Le pontificat de Jean XXIII a initié le chemin de l’adaptation (aggiornamento) de l’Église aux temps nouveaux, en lien avec le mouvement du renouveau liturgique, théologique, biblique, pastoral et social, à la recherche d’une attitude nouvelle, en accord avec le grand désir de la Vierge Marie : que le message de son Fils soit de mieux en mieux connu.

Saint Jean Paul II, dans son encyclique Redemptoris missio, a utilisé pour la première fois le terme « nouvelle évangélisation ». Celui-ci n’a pas été inventé à la suite de la création d’un dicastère au Saint Siège, mais constituait pour l’Église plutôt une provocation, en quelque sorte, afin qu’elle reconnaisse un besoin pressant et la nécessité d’évangélisation comme sa propre mission qui dure, certes, depuis deux mille ans, mais qui doit trouver un langage nouveau, de nouveaux styles de vie, basés non seulement sur une identité profonde, mais également sur le respect. C’est pourquoi ce Saint de notre temps a voulu nous inciter à utiliser un langage nouveau dans la proclamation de la foi de toujours. Et nous savons que Marie, sans vouloir changer l’orientation de l’Église de son Fils, désire seulement nous rappeler le devoir qui repose sur nous de tout temps, le devoir de nous soumettre à Dieu. « Je vais vous le dire autrement » n’est autre chose qu’une expression claire d’une vérité immuable et éternelle, de la vérité de Jésus mort et ressuscité, la cause de notre salut. « Je vais vous le dire autrement » est – comme le dit le cardinal Tagle – la réponse au défi actuel de discerner comment, dans le monde qui change, présenter l’Évangile qui lui, reste toujours le même.

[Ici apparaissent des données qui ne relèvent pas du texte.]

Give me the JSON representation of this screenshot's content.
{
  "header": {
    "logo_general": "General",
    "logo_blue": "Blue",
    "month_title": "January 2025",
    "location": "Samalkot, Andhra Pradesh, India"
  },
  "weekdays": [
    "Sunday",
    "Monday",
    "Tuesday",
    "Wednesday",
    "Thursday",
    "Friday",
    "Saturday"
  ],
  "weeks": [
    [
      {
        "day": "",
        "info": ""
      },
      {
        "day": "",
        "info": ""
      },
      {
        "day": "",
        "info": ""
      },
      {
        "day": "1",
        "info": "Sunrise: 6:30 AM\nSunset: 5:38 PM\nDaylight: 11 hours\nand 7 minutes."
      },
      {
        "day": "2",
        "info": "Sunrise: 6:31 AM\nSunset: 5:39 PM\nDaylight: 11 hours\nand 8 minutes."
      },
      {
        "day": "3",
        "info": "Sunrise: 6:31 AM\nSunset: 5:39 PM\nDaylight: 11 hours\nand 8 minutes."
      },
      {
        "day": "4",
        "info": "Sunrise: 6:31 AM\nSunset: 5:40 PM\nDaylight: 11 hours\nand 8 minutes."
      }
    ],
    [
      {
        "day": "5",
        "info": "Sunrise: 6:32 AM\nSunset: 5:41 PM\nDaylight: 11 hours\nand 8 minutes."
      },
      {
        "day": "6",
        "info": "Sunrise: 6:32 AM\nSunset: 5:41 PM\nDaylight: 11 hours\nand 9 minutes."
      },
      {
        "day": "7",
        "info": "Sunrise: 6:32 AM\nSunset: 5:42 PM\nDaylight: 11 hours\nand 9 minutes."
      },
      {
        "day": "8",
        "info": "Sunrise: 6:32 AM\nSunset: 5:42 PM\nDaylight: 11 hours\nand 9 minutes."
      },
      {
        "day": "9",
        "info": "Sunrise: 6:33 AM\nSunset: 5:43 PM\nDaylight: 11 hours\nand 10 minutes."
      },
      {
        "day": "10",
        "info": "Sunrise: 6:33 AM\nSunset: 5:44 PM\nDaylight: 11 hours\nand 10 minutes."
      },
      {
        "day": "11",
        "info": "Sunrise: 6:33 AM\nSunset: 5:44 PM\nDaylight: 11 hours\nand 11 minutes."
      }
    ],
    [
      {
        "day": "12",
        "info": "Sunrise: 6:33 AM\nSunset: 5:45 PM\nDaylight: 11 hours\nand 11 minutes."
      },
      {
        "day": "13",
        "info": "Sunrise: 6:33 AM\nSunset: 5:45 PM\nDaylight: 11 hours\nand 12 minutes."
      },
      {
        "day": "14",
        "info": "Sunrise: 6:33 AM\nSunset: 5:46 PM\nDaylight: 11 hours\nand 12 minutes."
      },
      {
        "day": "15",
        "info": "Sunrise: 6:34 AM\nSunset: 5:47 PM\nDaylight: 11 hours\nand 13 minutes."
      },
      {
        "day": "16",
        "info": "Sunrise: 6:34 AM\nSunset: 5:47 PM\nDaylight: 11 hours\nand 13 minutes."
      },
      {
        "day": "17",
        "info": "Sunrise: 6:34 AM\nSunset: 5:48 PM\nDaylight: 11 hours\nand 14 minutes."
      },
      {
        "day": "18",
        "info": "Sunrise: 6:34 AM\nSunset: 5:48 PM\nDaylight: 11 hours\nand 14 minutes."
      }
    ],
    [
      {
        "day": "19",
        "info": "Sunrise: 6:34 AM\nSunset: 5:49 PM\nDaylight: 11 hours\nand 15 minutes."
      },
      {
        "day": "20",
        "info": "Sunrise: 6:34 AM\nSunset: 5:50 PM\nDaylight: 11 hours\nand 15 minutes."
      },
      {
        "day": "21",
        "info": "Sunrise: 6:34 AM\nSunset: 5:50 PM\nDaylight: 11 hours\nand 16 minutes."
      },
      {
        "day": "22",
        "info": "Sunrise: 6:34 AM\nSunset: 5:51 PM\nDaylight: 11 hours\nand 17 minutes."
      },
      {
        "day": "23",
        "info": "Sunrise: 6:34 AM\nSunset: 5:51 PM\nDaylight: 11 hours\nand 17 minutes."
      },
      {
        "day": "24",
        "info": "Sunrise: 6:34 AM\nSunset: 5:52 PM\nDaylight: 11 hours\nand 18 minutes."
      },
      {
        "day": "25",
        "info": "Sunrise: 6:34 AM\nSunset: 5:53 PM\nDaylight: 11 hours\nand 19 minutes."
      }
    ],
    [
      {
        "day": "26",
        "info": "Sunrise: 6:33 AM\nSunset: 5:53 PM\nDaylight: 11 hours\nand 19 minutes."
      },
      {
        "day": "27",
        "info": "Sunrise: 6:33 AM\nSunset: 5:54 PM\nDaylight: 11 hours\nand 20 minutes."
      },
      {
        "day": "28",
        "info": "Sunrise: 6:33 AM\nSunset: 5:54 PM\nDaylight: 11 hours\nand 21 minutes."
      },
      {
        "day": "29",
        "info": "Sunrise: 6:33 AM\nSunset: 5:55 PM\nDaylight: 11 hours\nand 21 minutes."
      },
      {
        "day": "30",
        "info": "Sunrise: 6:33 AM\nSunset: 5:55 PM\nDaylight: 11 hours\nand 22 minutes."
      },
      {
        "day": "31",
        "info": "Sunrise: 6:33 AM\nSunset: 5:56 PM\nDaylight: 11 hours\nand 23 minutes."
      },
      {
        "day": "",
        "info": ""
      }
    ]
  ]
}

Dans la prédication de la Bonne Nouvelle du salut on a besoin d’un langage qui ne connaît pas de frontières, du langage de l’amour que Jésus nous a laissé en héritage dans les derniers moments de sa vie sur terre : « Aimez-vous les uns les autres comme je vous ai aimés » (Jn 15,12). Aujourd’hui, il faut transmettre le message évangélique dans la langue la mieux comprise par l’humanité de notre temps, à savoir la langue de l’amour, semblable à l’amour de Marie pleurant au pied de la croix et à La Salette, et non pas dans la langue de grandes dissertations théologiques.

Jésus est venu au monde par amour ; c’est par amour que Marie reste notre Mère attentive ; et par amour nous, missionnaires salettins, nous relevons le défi de la mission évangélisatrice de l’Église.

La Salette – une communication fondée sur la sensibilité qui va au-delà de la langue et de la culture

L’histoire a conféré à notre Congrégation un caractère missionnaire. 175 ans après l’apparition de Notre-Dame à La Salette nous savons que notre tâche est d’évangéliser le monde dans l’esprit du message que nous a laissé la « Belle Dame ». Cela implique la nécessité de l’ouverture à d’autres langues et cultures dans lesquelles nous travaillons. Toute la Congrégation en porte la responsabilité, et non seulement des Provinces particulières, ancrées dans une seule culture et une seule langue.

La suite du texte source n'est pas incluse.